The **Central Limit Theorem** makes it possible to:

* Use **normal distribution tools** for **inference**, even when working with non-normal populations.
* **Estimate probabilities** and **construct confidence intervals** for population parameters using sample statistics.


# Question8: Compare z-scores and t-scores. When should you use a z-score, and when should a t-score be applied instead?

### **Question: Compare Z-scores and T-scores — When to Use Each**

---

###  **Z-score vs T-score: Overview**

Both **z-scores** and **t-scores** are used in **hypothesis testing and confidence intervals** to determine how far a sample statistic (like a sample mean) is from the population mean — **in terms of standard errors**.
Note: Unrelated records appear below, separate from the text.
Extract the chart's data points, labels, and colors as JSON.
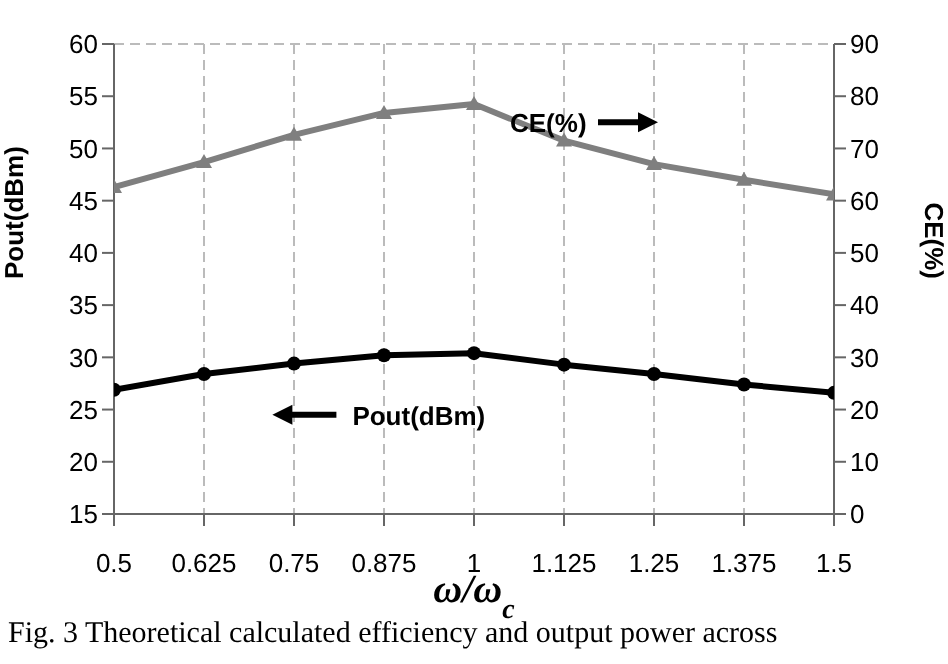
{
  "chart_data": {
    "type": "line",
    "xlabel": "ω/ω$_{c}$",
    "ylabel": "Pout(dBm)",
    "y2label": "CE(%)",
    "x": [
      0.5,
      0.625,
      0.75,
      0.875,
      1,
      1.125,
      1.25,
      1.375,
      1.5
    ],
    "xlim": [
      0.5,
      1.5
    ],
    "xticks": [
      0.5,
      0.625,
      0.75,
      0.875,
      1,
      1.125,
      1.25,
      1.375,
      1.5
    ],
    "ylim": [
      15,
      60
    ],
    "yticks": [
      15,
      20,
      25,
      30,
      35,
      40,
      45,
      50,
      55,
      60
    ],
    "y2lim": [
      0,
      90
    ],
    "y2ticks": [
      0,
      10,
      20,
      30,
      40,
      50,
      60,
      70,
      80,
      90
    ],
    "series": [
      {
        "color": "#7f7f7f",
        "axis": "y2",
        "marker": "triangle",
        "values": [
          62.6,
          67.4,
          72.6,
          76.8,
          78.5,
          71.5,
          67,
          64,
          61.2
        ]
      },
      {
        "color": "#000000",
        "marker": "circle",
        "values": [
          26.9,
          28.4,
          29.4,
          30.2,
          30.4,
          29.3,
          28.4,
          27.4,
          26.6
        ]
      }
    ],
    "grid": true,
    "annotations": [
      "CE(%)",
      "Pout(dBm)",
      "Fig. 3 Theoretical calculated efficiency and output power across"
    ]
  }
}
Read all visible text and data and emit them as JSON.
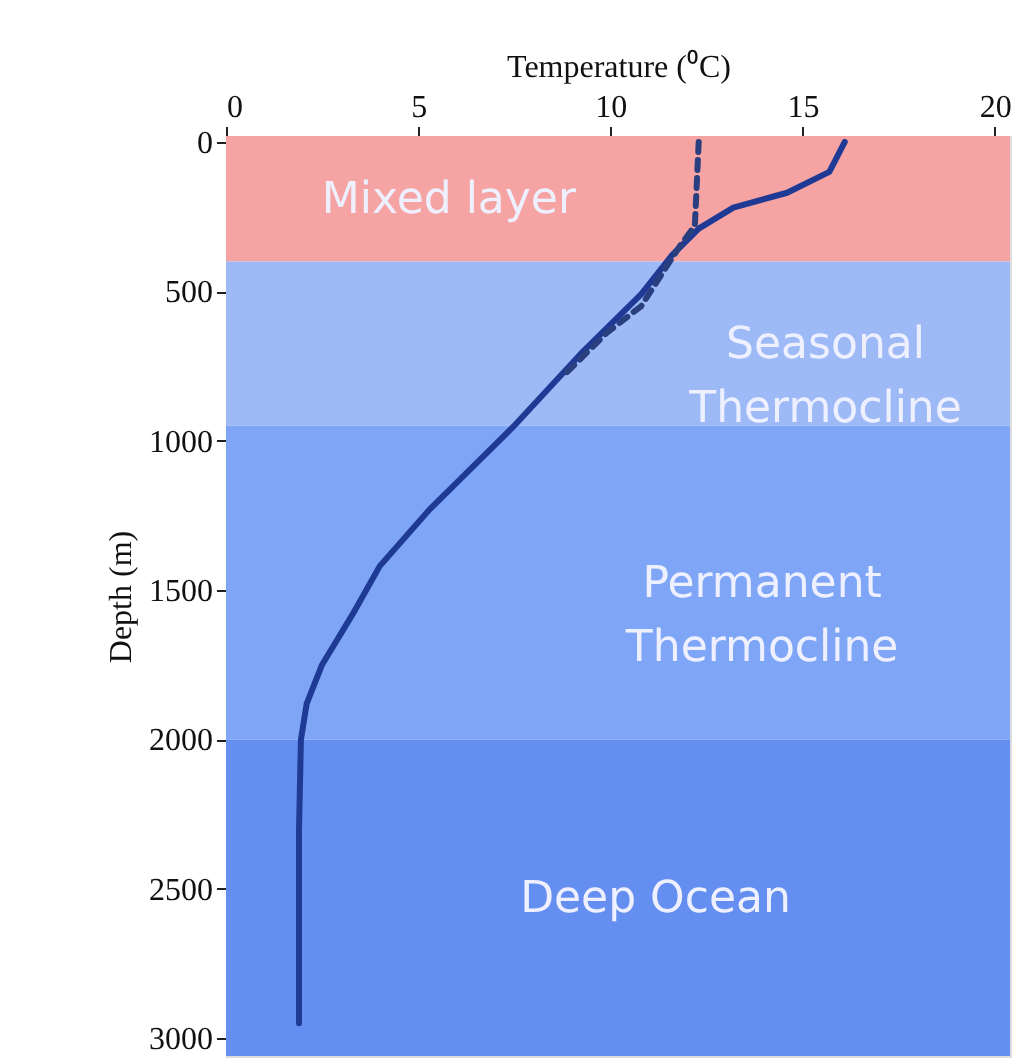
{
  "chart_data": {
    "type": "line",
    "xlabel": "Temperature (⁰C)",
    "ylabel": "Depth (m)",
    "xlim": [
      0,
      20.4
    ],
    "xticks": [
      0,
      5,
      10,
      15,
      20
    ],
    "ylim": [
      3060,
      -20
    ],
    "yticks": [
      0,
      500,
      1000,
      1500,
      2000,
      2500,
      3000
    ],
    "series": [
      {
        "color": "#1f3a94",
        "line_style": "solid",
        "x": [
          16.1,
          15.7,
          14.6,
          13.2,
          12.3,
          11.6,
          10.8,
          9.3,
          7.5,
          5.3,
          4.0,
          3.3,
          2.5,
          2.1,
          1.95,
          1.9,
          1.9
        ],
        "values": [
          0,
          100,
          170,
          220,
          290,
          380,
          510,
          700,
          950,
          1230,
          1420,
          1580,
          1750,
          1880,
          2000,
          2300,
          2950
        ]
      },
      {
        "color": "#2a3f80",
        "line_style": "dashed",
        "x": [
          12.3,
          12.2,
          11.8,
          10.8,
          9.9,
          8.8
        ],
        "values": [
          0,
          280,
          350,
          550,
          640,
          780
        ]
      }
    ],
    "bands": [
      {
        "axis": "y",
        "from": -20,
        "to": 400,
        "color": "#f5a3a3",
        "label": "Mixed layer"
      },
      {
        "axis": "y",
        "from": 400,
        "to": 950,
        "color": "#9dbaf7",
        "label": "Seasonal Thermocline"
      },
      {
        "axis": "y",
        "from": 950,
        "to": 2000,
        "color": "#7fa6f6",
        "label": "Permanent Thermocline"
      },
      {
        "axis": "y",
        "from": 2000,
        "to": 3060,
        "color": "#648ef0",
        "label": "Deep Ocean"
      }
    ],
    "grid": false
  }
}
| Feature            | **Z-Score**                                                  | **T-Score**                                                       |
| ------------------ | ------------------------------------------------------------ | ----------------------------------------------------------------- |
| Used with          | **Large samples** or **known population standard deviation** | **Small samples** and **unknown population standard deviation**   |
| Distribution       | **Standard Normal Distribution** (mean = 0, SD = 1)          | **Student’s t-distribution** (wider, mean = 0)                    |
| Formula            | $z = \frac{\bar{x} - \mu}{\sigma / \sqrt{n}}$                | $t = \frac{\bar{x} - \mu}{s / \sqrt{n}}$                          |
| Variability        | Less variability, narrower tails                             | More variability, heavier tails (accounts for sample uncertainty) |
| Degrees of Freedom | Not applicable                                               | $df = n - 1$                                                      |

---

###  **When to Use a Z-score:**

Use the **z-score** when:

1. The **population standard deviation (σ)** is known.
2. The **sample size is large** (typically $n \geq 30$), even if $\sigma$ is unknown.
3. The **sampling distribution** is approximately normal.

---

###  **When to Use a T-score:**

Use the **t-score** when:

1. The **population standard deviation (σ)** is **unknown**.
2. The **sample size is small** (typically $n < 30$).
3. The population is **normally distributed** or approximately normal.

---

###  **Why the Difference Matters:**

* **T-scores** are more **conservative** (wider confidence intervals and larger critical values) to adjust for the **extra uncertainty** due to estimating $\sigma$ using the sample.
* As sample size increases, the **t-distribution approaches the standard normal distribution**, and **t-scores converge to z-scores**.

---

###  **Example Comparison:**

#### Situation A: Known σ, $n = 50$

Use **z-score**:

$$
z = \frac{\bar{x} - \mu}{\sigma / \sqrt{n}}
$$

#### Situation B: Unknown σ, $n = 15$

Use **t-score**:

$$
t = \frac{\bar{x} - \mu}{s / \sqrt{n}}, \quad df = 14
$$

---

###  **Summary Table**

| Condition                             | Use Z-score              | Use T-score                      |
| ------------------------------------- | ------------------------ | -------------------------------- |
| Population standard deviation known   | ✅                        | ❌                                |
| Population standard deviation unknown | ❌                        | ✅                                |
| Sample size ≥ 30                      | ✅ (even if σ is unknown) | ✅ (still preferred if σ unknown) |
| Sample size < 30                      | ❌                        | ✅                                |

---

###  **Conclusion:**

* **Z-score**: Use when conditions are ideal (large sample, known σ).
* **T-score**: Use when **real-world data** introduces uncertainty (small sample, unknown σ). It’s more robust in practical situations.